No misto de timidez e alegria da pequena Sem Terrinha Emanuela Pereira, de 6 anos, que canta a canção Palestina Livre do CD Plantando Cirandas 3. No empolgamento do agricultor Ariulino Alves, conhecido como Chocolate, ao declamar a Poesia Jornada da esperança: Resgate da história, feita especialmente para a 14° Jornada.
Na singeleza cultivada pelos Encantados Trupe Agroecológica que se despedem da Jornada poetizando o desafio que é travarmos a batalha das ideias no cotidiano sem perder a ternura.
Logo, todos tiveram uma certeza. A jornada é construída por muitas vidas que carregam grandiosas histórias para serem contadas e compartilhadas. Vidas que sentem no dia a dia as contradições e ofensivas da luta por uma sociedade mais justa e igualitária.
“Não vale mais a canção feita de medo… Agora vale a alegria feita de planta e de pão”.
“Compartilhar” foi a segunda palavra mais citada. Mas, compartilhar enquanto um espaço de experimentar o encontro do amor e cuidado. Tardim traduziu em palavras o sentimento reunido neste momento ímpar.
“Agricultura é um encontro de amor e cuidado dos povos originários que cultivaram a natureza e gera para as gerações futuras a agricultura… E nós vamos seguir realizando a agroecologia, nosso modo de fazer agricultura”.
Como os povos originários que geraram a agricultura para seus descendentes, o compromisso não deve ser somente o de cuidar das sementes, mas também de ser guardadores dos valores que permeiam a vida camponesa.
Mais do que a tradicional troca de sementes realizadas ao final das Jornadas, o que se vivenciou foi a troca de conhecimentos, de histórias, de mística. De manter o ciclo de compartilhamento de saberes nas comunidades, nos assentamentos, nos quilombos e aldeias indígenas.
“Anciães estendam o braço e coloquem a benção com um gesto sagrado de fortalecer a nossa rebeldia, a conspiração pelo encontro amoroso com a terra, a água e as sementes e assim fazer de todos aqui guardiães das sementes. Lutadores e lutadores do povo por uma terra livre de transgênicos e sem agrotóxicos”, convida poeticamente José Maria.
Assim, todos e todas foram convidados a assumir o compromisso coletivo de receber e compartilhar da sabedoria camponesa que está contida na história de vida de cada ancião e anciã guardiães das sementes.

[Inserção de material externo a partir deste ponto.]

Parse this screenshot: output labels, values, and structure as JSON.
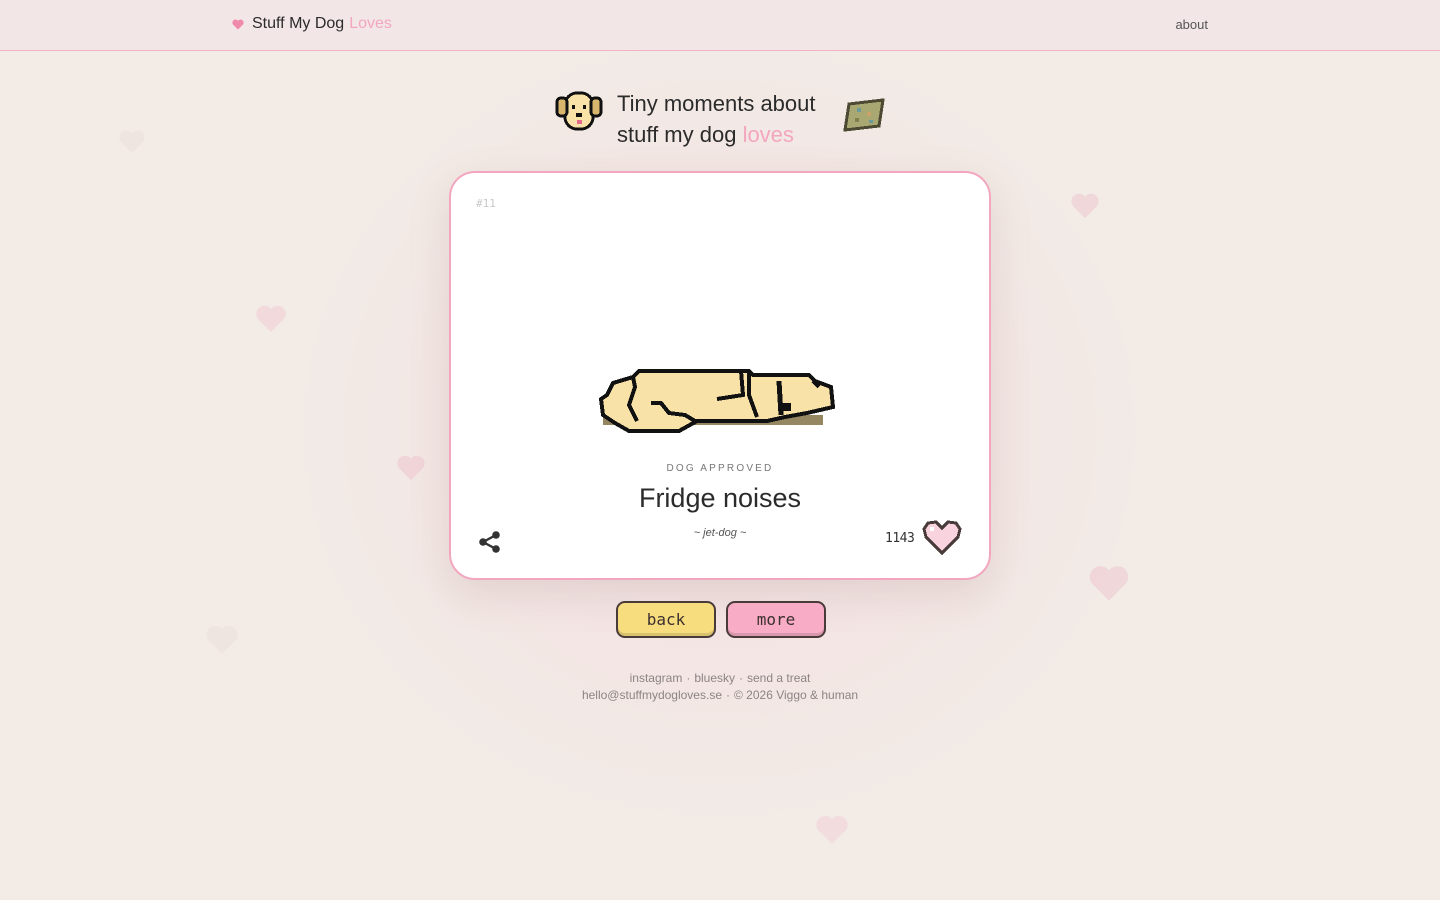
{
  "header": {
    "brand_prefix": "Stuff My Dog",
    "brand_accent": "Loves",
    "about_link": "about"
  },
  "hero": {
    "line1": "Tiny moments about",
    "line2_prefix": "stuff my dog",
    "line2_accent": "loves",
    "dog_icon": "pixel-dog-face-icon",
    "treat_icon": "pixel-treat-icon"
  },
  "card": {
    "number": "#11",
    "tag": "DOG APPROVED",
    "title": "Fridge noises",
    "author": "~ jet-dog ~",
    "likes": "1143",
    "art_icon": "pixel-sleeping-dog-icon",
    "share_icon": "share-icon",
    "like_icon": "pixel-heart-icon"
  },
  "buttons": {
    "back": "back",
    "more": "more"
  },
  "footer": {
    "links": [
      "instagram",
      "bluesky",
      "send a treat"
    ],
    "email": "hello@stuffmydogloves.se",
    "copyright": "© 2026 Viggo & human"
  },
  "colors": {
    "background": "#f2ebe6",
    "accent_pink": "#f3a6bf",
    "back_button": "#f8dd7e",
    "more_button": "#f8acc5",
    "dog_fill": "#f8e2a8",
    "outline": "#111111"
  }
}
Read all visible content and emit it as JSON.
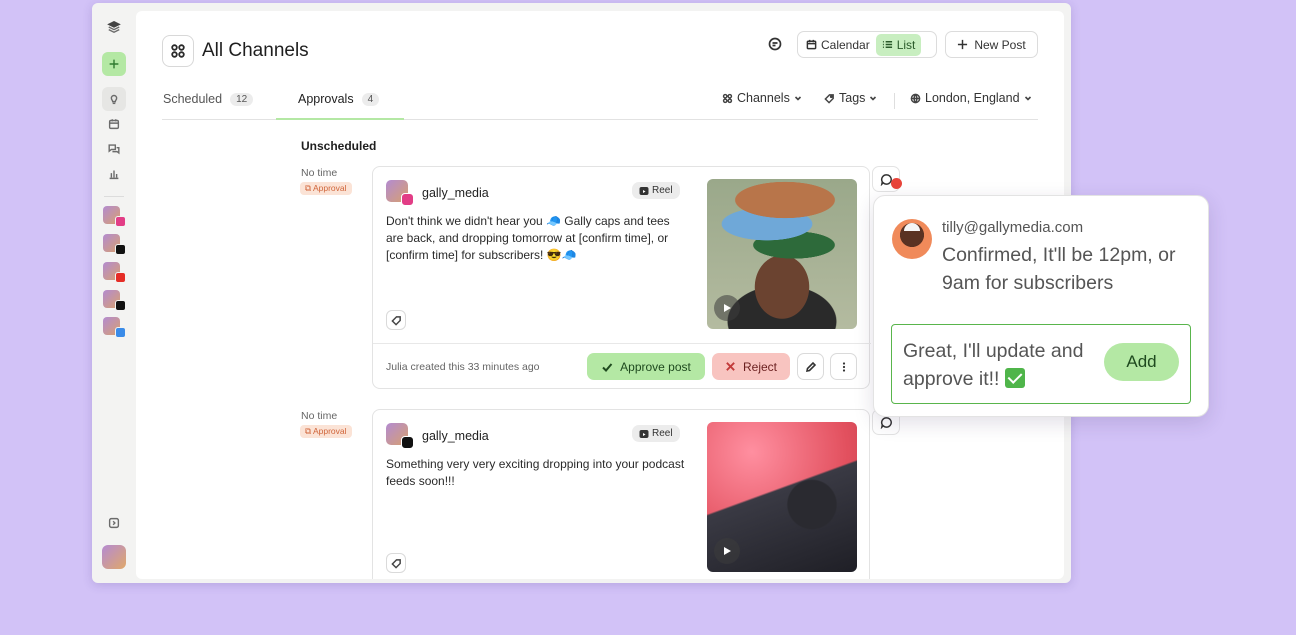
{
  "header": {
    "title": "All Channels",
    "calendar_label": "Calendar",
    "list_label": "List",
    "new_post_label": "New Post"
  },
  "tabs": [
    {
      "label": "Scheduled",
      "count": "12"
    },
    {
      "label": "Approvals",
      "count": "4"
    }
  ],
  "filters": {
    "channels": "Channels",
    "tags": "Tags",
    "location": "London, England"
  },
  "section_title": "Unscheduled",
  "posts": [
    {
      "time": "No time",
      "status": "Approval",
      "account": "gally_media",
      "type": "Reel",
      "network": "instagram",
      "text": "Don't think we didn't hear you 🧢 Gally caps and tees are back, and dropping tomorrow at [confirm time], or [confirm time] for subscribers! 😎🧢",
      "created": "Julia created this 33 minutes ago",
      "approve_label": "Approve post",
      "reject_label": "Reject"
    },
    {
      "time": "No time",
      "status": "Approval",
      "account": "gally_media",
      "type": "Reel",
      "network": "tiktok",
      "text": "Something very very exciting dropping into your podcast feeds soon!!!"
    }
  ],
  "comment_popover": {
    "author_email": "tilly@gallymedia.com",
    "message": "Confirmed, It'll be 12pm, or 9am for subscribers",
    "reply_text": "Great, I'll update and approve it!!",
    "add_label": "Add"
  },
  "sidebar": {
    "channel_networks": [
      "instagram",
      "tiktok",
      "youtube",
      "x",
      "bluesky"
    ]
  },
  "colors": {
    "background": "#d2c2f7",
    "accent_green": "#b4e8a4",
    "reject_red": "#f8c4c0",
    "approval_badge": "#fbe3d6"
  }
}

Sabedoria essa que “precisa encontrar o coração, a mente e o trabalho de todas as crianças e juventude”.
E também reafirma na Carta da 14° Jornada de Agroecologia o compromisso de dar continuidade à luta por uma terra livre de latifúndios, sem transgênicos e sem agrotóxicos, e pela construção de um Projeto Popular Soberano para a Agricultura.